A primeira parte do trabalho passou por conseguir alimentar e fazer crescer as túberas em laboratório. Um processo moroso e que exigiu muita paciência. “Demorámos muito tempo a acertar com a combinação certa de alimento”, admite a professora. Além de afinarem o alimento, à base da substância gelatinosa extraída de algas ágar-ágar enriquecida com nutrientes, os investigadores foram modificando outras condições, como a temperatura ou a radiação. Ao fim de inúmeras combinações chegaram à fórmula que mais agrada aos fungos, a tal que será alvo de propriedade industrial. “Conseguimos melhorar as taxas de isolamento e aumentar a proliferação de Terfezia spp de forma confiável e reproduzível”, sublinha. De notar que o género Terfezia é tido como o mais diverso e rico em número de espécies, do grupo das “trufas-do-deserto”.

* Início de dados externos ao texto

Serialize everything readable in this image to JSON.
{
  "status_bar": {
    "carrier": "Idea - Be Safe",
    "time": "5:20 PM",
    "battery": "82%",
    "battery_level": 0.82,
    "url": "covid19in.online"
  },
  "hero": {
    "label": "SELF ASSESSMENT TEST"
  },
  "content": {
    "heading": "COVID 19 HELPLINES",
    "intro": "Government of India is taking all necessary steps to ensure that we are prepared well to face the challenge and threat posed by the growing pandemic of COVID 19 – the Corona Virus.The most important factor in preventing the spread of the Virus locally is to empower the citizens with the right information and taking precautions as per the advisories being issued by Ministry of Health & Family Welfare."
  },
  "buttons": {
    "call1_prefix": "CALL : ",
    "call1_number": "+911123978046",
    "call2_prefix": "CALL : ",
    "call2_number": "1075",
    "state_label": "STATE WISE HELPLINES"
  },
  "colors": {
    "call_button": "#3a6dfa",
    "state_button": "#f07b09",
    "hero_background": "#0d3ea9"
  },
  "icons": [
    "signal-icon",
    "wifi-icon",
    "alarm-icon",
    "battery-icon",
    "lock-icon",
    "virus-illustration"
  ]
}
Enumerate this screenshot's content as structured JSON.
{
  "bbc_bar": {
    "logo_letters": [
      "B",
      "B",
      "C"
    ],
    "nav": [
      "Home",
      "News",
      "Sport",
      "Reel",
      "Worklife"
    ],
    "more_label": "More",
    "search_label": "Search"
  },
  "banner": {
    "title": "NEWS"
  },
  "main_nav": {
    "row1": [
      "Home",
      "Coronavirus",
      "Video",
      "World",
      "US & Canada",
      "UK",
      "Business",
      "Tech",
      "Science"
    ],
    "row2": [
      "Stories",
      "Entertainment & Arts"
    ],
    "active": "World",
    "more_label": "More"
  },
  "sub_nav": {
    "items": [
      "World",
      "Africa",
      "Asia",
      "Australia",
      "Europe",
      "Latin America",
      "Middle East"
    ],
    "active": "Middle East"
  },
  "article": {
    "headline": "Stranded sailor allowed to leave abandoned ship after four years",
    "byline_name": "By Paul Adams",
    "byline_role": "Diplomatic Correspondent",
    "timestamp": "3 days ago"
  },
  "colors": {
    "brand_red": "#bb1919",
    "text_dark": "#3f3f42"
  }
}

O passo seguinte passou por conseguir uma ligação feliz e duradoura entre estes fungos e uma planta com tempo de vida mais longo, ou perene. Depois de terem sido bem-sucedidos em laboratório, os investigadores pegaram nas suas plantas com fungos agarrados às raízes e instalaram-nas numa propriedade. Também com sucesso. “Pelo menos dez anos devem durar”, avança. O que já começou a atrair a atenção de produtores que querem ver as suas terras colonizadas por túberas – aliás, é no campo, que a Exame Informática foi apanhar a professora, num trabalho de prestação de serviços contratado à Universidade de Évora.
Além do interesse gastronómico, estes “cogumelos subterrâneos” que aparecem na primavera no Alentejo e também na Beira Litoral e na Beira Baixa, são um alimento com importantes propriedades nutracêuticas, ou seja, com efeitos na saúde, como anti-inflamatório e estimulante do sistema imunitário. Têm também aplicação na cosmética.
A disseminação de plantas inoculadas com a espécie Terfezia spp também “previne a desertificação e erosão do solo, reforça a integridade e a multifuncionalidade da paisagem e permite a recuperação de áreas ardidas e/ou com solos degradados’’.
O trabalho continuará com outras espécies de túberas, adaptáveis a solos de natureza diferente. Mas sempre tendo presente que todas as espécies cultivadas não serão estranhas ao nosso território.